Marshall, who had been the chief operating officer and general counsel for the World Surf League from Nov. 2013-March 2018, starts work with the RTA immediately.

“The RTA has matured to a point where its Board and Members determined it was time to have a full-time executive who wakes up every day thinking of how to move the collective interests of the RTA member teams forward,’’ said Rob Kauffman, Chairman of the Race Team Alliance and co-owner of Chip Ganassi Racing, in a statement.

“During the process of finding our new executive director, we were fortunate to have met with a number of highly qualified and talented individuals which made our decision that much more difficult. Ultimately, we selected a candidate who had a range of experience across sports, intellectual property and media rights, operations and sponsorship. I think Jonathan’s diverse background will be a big boost to the organization.”
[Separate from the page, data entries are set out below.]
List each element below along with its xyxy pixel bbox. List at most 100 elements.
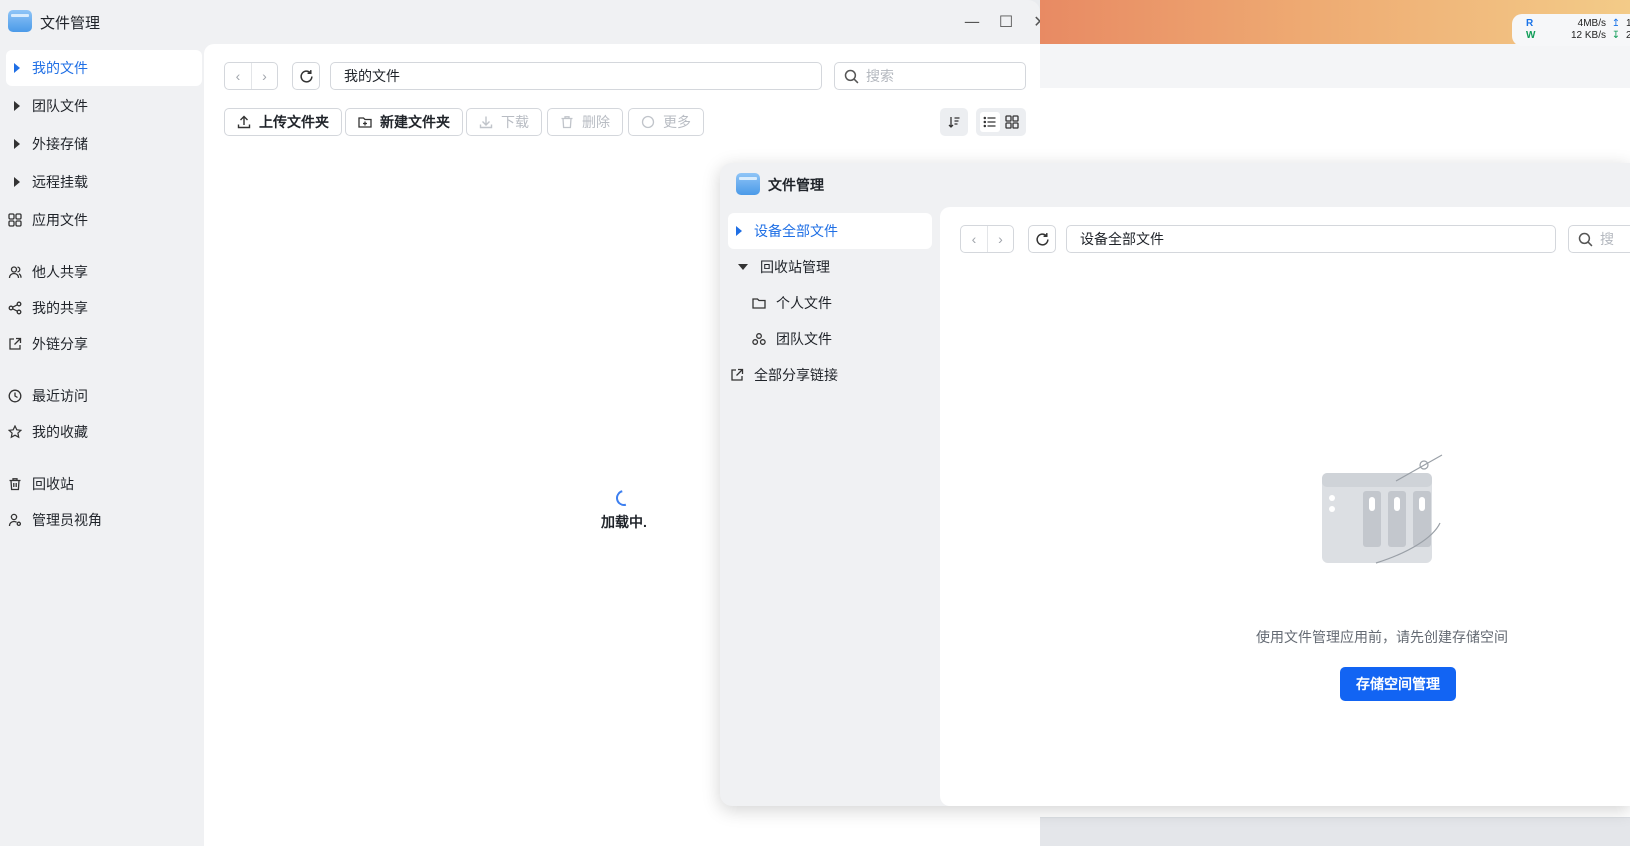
path-input[interactable]: 设备全部文件 (1066, 225, 1556, 253)
upload-arrow-icon: ↥ (1611, 18, 1621, 29)
admin-sidebar: 设备全部文件 回收站管理 个人文件 团队文件 全部分享链接 (720, 213, 940, 803)
share-icon (8, 301, 22, 315)
close-icon[interactable]: ✕ (1028, 10, 1040, 34)
sidebar-item-remote-mount[interactable]: 远程挂载 (6, 164, 202, 200)
read-speed-value: 4MB/s (1577, 18, 1606, 29)
new-folder-label: 新建文件夹 (380, 114, 450, 130)
sidebar-item-label: 团队文件 (776, 331, 832, 347)
team-icon (752, 332, 766, 346)
read-label: R (1526, 18, 1534, 29)
storage-empty-illustration (1322, 454, 1443, 564)
loading-text: 加载中. (601, 514, 647, 530)
delete-button[interactable]: 删除 (547, 108, 623, 136)
admin-file-manager-window: 文件管理 设备全部文件 回收站管理 个人文件 团队文件 全部分享链接 ‹ › 设… (720, 163, 1630, 806)
search-placeholder: 搜索 (866, 68, 894, 84)
clock-icon (8, 389, 22, 403)
back-button[interactable]: ‹ (225, 63, 251, 89)
sidebar-item-label: 外接存储 (32, 136, 88, 152)
back-button[interactable]: ‹ (961, 226, 987, 252)
star-icon (8, 425, 22, 439)
upload-folder-label: 上传文件夹 (259, 114, 329, 130)
grid-icon (1005, 115, 1019, 129)
grid-icon (8, 213, 22, 227)
caret-right-icon (14, 177, 20, 187)
upload-icon (237, 115, 251, 129)
sidebar-item-label: 最近访问 (32, 388, 88, 404)
maximize-icon[interactable]: ☐ (994, 10, 1018, 34)
new-folder-button[interactable]: 新建文件夹 (345, 108, 463, 136)
caret-down-icon (738, 264, 748, 270)
sort-icon (948, 117, 960, 128)
more-icon (641, 115, 655, 129)
network-speed-widget: R 4MB/s ↥ 1 W 12 KB/s ↧ 2 (1512, 14, 1630, 46)
title-bar[interactable]: 文件管理 — ☐ ✕ (0, 0, 1040, 44)
chevron-left-icon: ‹ (971, 231, 977, 247)
search-input[interactable]: 搜 (1568, 225, 1630, 253)
write-speed-row: W 12 KB/s ↧ 2 (1526, 30, 1630, 42)
sidebar-item-app-files[interactable]: 应用文件 (6, 202, 202, 238)
refresh-icon (1035, 232, 1049, 246)
folder-icon (752, 296, 766, 310)
sidebar-item-external-storage[interactable]: 外接存储 (6, 126, 202, 162)
sidebar-item-admin-view[interactable]: 管理员视角 (6, 502, 202, 538)
sidebar-item-label: 管理员视角 (32, 512, 102, 528)
sidebar-item-all-share-links[interactable]: 全部分享链接 (728, 357, 932, 393)
write-extra-value: 2 (1626, 30, 1630, 41)
chevron-right-icon: › (262, 68, 267, 84)
nav-buttons: ‹ › (960, 225, 1014, 253)
sidebar-item-shared-with-me[interactable]: 他人共享 (6, 254, 202, 290)
write-label: W (1526, 30, 1536, 41)
write-speed-value: 12 KB/s (1570, 30, 1606, 41)
sidebar-item-favorites[interactable]: 我的收藏 (6, 414, 202, 450)
more-label: 更多 (663, 114, 691, 130)
path-input[interactable]: 我的文件 (330, 62, 822, 90)
forward-button[interactable]: › (251, 63, 277, 89)
refresh-icon (299, 69, 313, 83)
sidebar-item-label: 设备全部文件 (754, 223, 838, 239)
list-icon (983, 116, 996, 128)
sidebar-item-team-files[interactable]: 团队文件 (728, 321, 932, 357)
search-icon (1578, 232, 1593, 247)
sidebar-item-label: 个人文件 (776, 295, 832, 311)
search-icon (844, 69, 859, 84)
grid-view-button[interactable] (1002, 112, 1022, 132)
upload-folder-button[interactable]: 上传文件夹 (224, 108, 342, 136)
read-speed-row: R 4MB/s ↥ 1 (1526, 18, 1630, 30)
sort-button[interactable] (940, 108, 968, 136)
chevron-left-icon: ‹ (235, 68, 241, 84)
sidebar-item-my-shares[interactable]: 我的共享 (6, 290, 202, 326)
loading-indicator: 加载中. (584, 487, 664, 532)
empty-state-message: 使用文件管理应用前，请先创建存储空间 (1256, 629, 1508, 645)
download-label: 下载 (501, 114, 529, 130)
sidebar-item-recycle-bin[interactable]: 回收站 (6, 466, 202, 502)
sidebar: 我的文件 团队文件 外接存储 远程挂载 应用文件 他人共享 我的共享 外链分享 … (0, 44, 204, 846)
sidebar-item-recent[interactable]: 最近访问 (6, 378, 202, 414)
download-button[interactable]: 下载 (466, 108, 542, 136)
sidebar-item-label: 我的文件 (32, 60, 88, 76)
forward-button[interactable]: › (987, 226, 1013, 252)
admin-user-icon (8, 513, 22, 527)
file-manager-app-icon (8, 10, 32, 32)
refresh-button[interactable] (292, 62, 320, 90)
spinner-icon (613, 487, 635, 509)
file-manager-app-icon (736, 173, 760, 195)
list-view-button[interactable] (980, 112, 1000, 132)
sidebar-item-device-all-files[interactable]: 设备全部文件 (728, 213, 932, 249)
trash-icon (8, 477, 22, 491)
caret-right-icon (736, 226, 742, 236)
sidebar-item-external-links[interactable]: 外链分享 (6, 326, 202, 362)
external-link-icon (730, 368, 744, 382)
minimize-icon[interactable]: — (960, 10, 984, 34)
sidebar-item-personal-files[interactable]: 个人文件 (728, 285, 932, 321)
more-button[interactable]: 更多 (628, 108, 704, 136)
nav-buttons: ‹ › (224, 62, 278, 90)
refresh-button[interactable] (1028, 225, 1056, 253)
storage-management-button[interactable]: 存储空间管理 (1340, 667, 1456, 701)
sidebar-item-label: 我的收藏 (32, 424, 88, 440)
search-input[interactable]: 搜索 (834, 62, 1026, 90)
sidebar-item-team-files[interactable]: 团队文件 (6, 88, 202, 124)
admin-main-content: ‹ › 设备全部文件 搜 使用文件管理应用前，请先创建存储空间 存储空间管理 (940, 207, 1630, 806)
sidebar-item-label: 他人共享 (32, 264, 88, 280)
sidebar-item-my-files[interactable]: 我的文件 (6, 50, 202, 86)
sidebar-item-recycle-management[interactable]: 回收站管理 (728, 249, 932, 285)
Members of the RTA are: Stewart-Haas Racing, Richard Childress Racing, Hendrick Motorsports, Team Penske, Joe Gibbs Racing, Roush Fenway Racing, JTG Daugherty Racing, Richard Petty Motorsports, Chip Ganassi Racing, Germain Racing, Leavine Family Racing, Go Fas Racing, BK Racing and Premium Motorsports.

The RTA was formed in 2014 to “preserve, promote and grow the sport of stock car racing and to advance the long-term interests of the racing teams.’’

Furniture Row Racing, Front Row Motorsports and Wood Brothers Racing are not part of the RTA.

“I’m a race fan, first and foremost, and I’ve been impressed by what the RTA has been able to accomplish in its short history,’’ Marshall said in a statement. “It shows the strength of the teams working together on common goals. There is no doubt that stock car racing, like all major sports, is evolving and working on new ways to engage their fans in deep and meaningful ways. I am beyond thrilled to have been selected as the RTA’s executive director and am looking forward to working with all of the member teams and other industry stakeholders to advance the sport of stock car auto racing.”

Marshall, who will be based in Charlotte, North Carolina, also was senior vice president of business, development and strategy for the USA Today Sports Media Group from Jan. 2011-Oct. 2013. He was president of Metro Television and SVP of business affairs for Westwood One from April 2008-Jan. 2011.